Bitcoin Daily: P2P Crypto Payments Platform Metal Pay Applies For Bank Charter; South Africa Revenue Service Auditing Crypto Holders; Klarna CEO Warns Against Execs Promoting Bitcoin Investments

Metal Pay, a U.S.-based peer-to-peer (P2P) cryptocurrency payments platform, has filed for a national bank charter with the Office of the Comptroller of the Currency (OCC), CoinDesk reported.

The bank would be named the “First Blockchain Bank and Trust, N.A.” and incorporated in South Dakota, the report stated.

Metal Pay also plans to file charter applications with the Federal Reserve Bank of San Francisco and the Federal Deposit Insurance Corporation (FDIC), the platform’s CEO, Marshall Hayner, told CoinDesk.

“This would be the first FDIC-insured crypto bank,” Hayner said, per CoinDesk, and the first crypto bank that would accept cash deposits. The FDIC charter would insure those cash deposits.

In other news, Sebastian Siemiatkowski, CEO of buy now, pay later (BNPL) firm Klarna criticized executives and other societal leaders who have been promoting bitcoin investments, Bloomberg reported.

“Whatever you think about bitcoins, what cannot continue is advertising this as a financial investment product with no protection,” Siemiatkowski said Thursday (Feb. 4), while speaking on a virtual panel hosted by German news outlets, according to Bloomberg.

He called the practice of promoting specific stocks a “major risk” for consumers around the world and called on politicians to intervene, per the report.

“I would be put in jail for breaching laws around how you promote investments,” Siemiatkowski said, according to Bloomberg.

Most notably, perhaps, was Tesla CEO Elon Musk tweeting this week that “Bitcoin is a good thing,” followed by a surge in bitcoin that hit almost $34,000.

Lastly, the South African Revenue Service (SARS) is auditing taxpayers’ returns, requesting disclosure on cryptocurrency holdings and trades, MyBroadband reported, citing information from Tax Consulting South Africa.

The request is unusual, according to the report, because the taxpayers who had contacted Tax Consulting South Africa regarding the audit requests had not made any crpyo-related transactions.
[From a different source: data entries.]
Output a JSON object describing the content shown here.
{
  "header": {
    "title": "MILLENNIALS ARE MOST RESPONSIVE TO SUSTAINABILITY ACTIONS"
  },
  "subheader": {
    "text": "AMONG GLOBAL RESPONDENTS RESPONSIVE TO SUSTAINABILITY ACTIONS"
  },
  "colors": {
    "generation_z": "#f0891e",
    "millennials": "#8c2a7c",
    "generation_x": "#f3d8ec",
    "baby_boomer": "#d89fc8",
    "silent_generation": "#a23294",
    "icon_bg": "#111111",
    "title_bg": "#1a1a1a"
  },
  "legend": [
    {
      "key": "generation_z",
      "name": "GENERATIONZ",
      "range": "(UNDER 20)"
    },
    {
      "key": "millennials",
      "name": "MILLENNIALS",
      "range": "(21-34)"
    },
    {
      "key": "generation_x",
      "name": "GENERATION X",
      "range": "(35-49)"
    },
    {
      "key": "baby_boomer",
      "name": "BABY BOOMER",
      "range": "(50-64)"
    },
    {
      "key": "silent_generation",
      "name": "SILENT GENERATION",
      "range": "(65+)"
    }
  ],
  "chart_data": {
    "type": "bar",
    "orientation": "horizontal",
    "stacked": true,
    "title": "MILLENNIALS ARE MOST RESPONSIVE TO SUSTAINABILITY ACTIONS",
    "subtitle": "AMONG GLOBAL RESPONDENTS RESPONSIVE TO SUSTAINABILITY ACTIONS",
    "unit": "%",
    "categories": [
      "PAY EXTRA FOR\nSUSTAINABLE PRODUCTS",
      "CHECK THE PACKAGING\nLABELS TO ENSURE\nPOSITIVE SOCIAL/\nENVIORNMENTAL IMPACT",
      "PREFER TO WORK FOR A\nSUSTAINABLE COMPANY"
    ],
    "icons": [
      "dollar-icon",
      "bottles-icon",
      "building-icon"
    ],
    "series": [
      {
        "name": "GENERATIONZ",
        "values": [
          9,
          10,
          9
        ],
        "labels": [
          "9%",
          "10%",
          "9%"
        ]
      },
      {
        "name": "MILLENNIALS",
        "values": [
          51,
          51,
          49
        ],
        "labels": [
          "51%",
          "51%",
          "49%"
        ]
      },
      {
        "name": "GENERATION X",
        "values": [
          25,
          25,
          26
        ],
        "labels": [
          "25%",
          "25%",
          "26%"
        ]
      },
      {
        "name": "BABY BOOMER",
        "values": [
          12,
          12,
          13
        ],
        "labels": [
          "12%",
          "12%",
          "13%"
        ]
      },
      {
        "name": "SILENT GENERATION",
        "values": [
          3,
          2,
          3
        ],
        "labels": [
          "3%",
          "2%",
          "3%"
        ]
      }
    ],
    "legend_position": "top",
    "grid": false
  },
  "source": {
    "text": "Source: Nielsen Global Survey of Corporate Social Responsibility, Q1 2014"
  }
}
Along with standard disclosure questions, SARS is asking for confirmation of crypto investments and trades, as well as the purpose for the purchase, the report stated.

“This would have been reasonably expected by the taxpayers if they had made any disclosure of cryptocurrency-linked trading amounts in their returns,” Tax Consulting South Africa said, per the report. “However, in this case, we had explicitly confirmed that the taxpayers had not, to their knowledge, ever effected a cryptocurrency-related transaction.”

Now that disclosure has been requested, taxpayers who fail to answer truthfully could face a fine or up to two years in jail, the report stated. The audit requests signal that SARS is “pursuing non-compliant cryptocurrency traders.”

“While further cryptocurrency regulation is certainly on its way, and with the international Common Reporting Standards now in full swing, audit requests are still a primary weapon in SARS’ arsenal and the walls are closing in on non-compliant cryptocurrency traders,” Tax Consulting South Africa told MyBroadband.